Name	Name	Last commit message	Last commit date
parent directory ..
scripts	scripts
README.md	README.md
extract_tensorflow_logs_time.py	extract_tensorflow_logs_time.py

【DLPerf】TensorFlow 2.x-BERT测评

Overview

本次复现采用了Tensorflow官方仓库中的tf2.x版BERT的实现，复现的目的在于速度测评，同时根据测速结果给出1机、2机器、4机情况下的加速比，评判框架在分布式多机训练情况下的横向拓展能力。
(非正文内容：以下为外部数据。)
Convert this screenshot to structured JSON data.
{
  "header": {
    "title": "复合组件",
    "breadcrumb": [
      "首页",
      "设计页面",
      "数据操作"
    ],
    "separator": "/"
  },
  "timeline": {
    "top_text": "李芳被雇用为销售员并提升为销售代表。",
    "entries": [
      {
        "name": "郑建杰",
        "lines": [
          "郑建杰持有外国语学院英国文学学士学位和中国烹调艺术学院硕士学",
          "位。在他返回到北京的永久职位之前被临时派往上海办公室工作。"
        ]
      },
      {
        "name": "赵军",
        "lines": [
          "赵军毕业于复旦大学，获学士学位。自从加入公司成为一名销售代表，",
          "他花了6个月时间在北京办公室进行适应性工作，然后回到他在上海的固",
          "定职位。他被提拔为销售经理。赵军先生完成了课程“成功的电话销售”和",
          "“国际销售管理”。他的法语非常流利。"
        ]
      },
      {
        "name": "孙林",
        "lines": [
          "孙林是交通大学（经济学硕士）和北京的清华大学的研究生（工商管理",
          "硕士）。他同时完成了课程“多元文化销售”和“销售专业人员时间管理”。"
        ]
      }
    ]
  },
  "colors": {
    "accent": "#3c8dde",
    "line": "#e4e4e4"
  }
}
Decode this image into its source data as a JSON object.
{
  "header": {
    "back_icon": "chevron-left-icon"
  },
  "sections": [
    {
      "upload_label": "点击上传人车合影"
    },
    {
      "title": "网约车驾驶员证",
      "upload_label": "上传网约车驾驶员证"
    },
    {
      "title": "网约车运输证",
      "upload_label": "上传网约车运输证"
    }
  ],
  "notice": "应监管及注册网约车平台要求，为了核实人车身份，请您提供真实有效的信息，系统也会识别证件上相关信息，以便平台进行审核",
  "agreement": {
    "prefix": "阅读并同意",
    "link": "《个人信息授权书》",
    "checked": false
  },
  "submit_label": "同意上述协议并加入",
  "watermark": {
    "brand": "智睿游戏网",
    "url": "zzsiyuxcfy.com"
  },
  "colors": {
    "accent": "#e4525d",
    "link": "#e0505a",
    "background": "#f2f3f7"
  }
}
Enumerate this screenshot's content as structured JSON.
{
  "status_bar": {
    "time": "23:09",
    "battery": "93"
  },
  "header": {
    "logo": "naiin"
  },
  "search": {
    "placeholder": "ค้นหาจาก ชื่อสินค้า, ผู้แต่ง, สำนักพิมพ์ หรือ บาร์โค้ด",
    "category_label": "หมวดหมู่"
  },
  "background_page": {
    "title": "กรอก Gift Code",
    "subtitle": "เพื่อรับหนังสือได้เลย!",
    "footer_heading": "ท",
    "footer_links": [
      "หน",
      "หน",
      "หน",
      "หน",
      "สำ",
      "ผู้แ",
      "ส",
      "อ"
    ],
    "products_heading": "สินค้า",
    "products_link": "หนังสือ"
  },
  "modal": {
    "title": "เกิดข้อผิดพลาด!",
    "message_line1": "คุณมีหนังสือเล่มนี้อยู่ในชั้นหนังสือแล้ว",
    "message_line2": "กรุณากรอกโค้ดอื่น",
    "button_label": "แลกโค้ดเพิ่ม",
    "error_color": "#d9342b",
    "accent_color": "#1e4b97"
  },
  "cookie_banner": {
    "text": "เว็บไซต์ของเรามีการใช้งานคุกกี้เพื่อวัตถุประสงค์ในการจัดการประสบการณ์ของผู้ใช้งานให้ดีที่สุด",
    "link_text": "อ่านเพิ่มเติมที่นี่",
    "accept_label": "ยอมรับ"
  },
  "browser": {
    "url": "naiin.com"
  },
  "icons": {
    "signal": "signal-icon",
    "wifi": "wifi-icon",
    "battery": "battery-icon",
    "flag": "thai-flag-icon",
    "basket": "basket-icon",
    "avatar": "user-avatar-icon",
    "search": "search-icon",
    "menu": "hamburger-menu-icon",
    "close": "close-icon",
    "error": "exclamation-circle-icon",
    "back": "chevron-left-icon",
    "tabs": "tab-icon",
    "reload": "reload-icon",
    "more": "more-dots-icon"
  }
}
目前，该测试已覆盖 FP32、FP16混合精度以及XLA，后续将持续维护，增加更多方式的测评。

Environment

系统

系统：Ubuntu 16.04.4 LTS (GNU/Linux 4.4.0-116-generic x86_64)
显卡：Tesla V100-SXM2-16GB x 8
驱动：NVIDIA 440.33.01
CUDA：10.2
cuDNN：7.6.5
NCCL：2.7.3

框架

TensorFlow 2.3.0

Quick Start

项目代码

TensorFlow官方仓库
- BERT项目主页

下载官方源码：

git clone https://github.com/tensorflow/models.git
cd models/ && git checkout r2.3.0
cd official/nlp/bert

将本页面scripts文件夹中的脚本放入models/official/nlp/bert目录下。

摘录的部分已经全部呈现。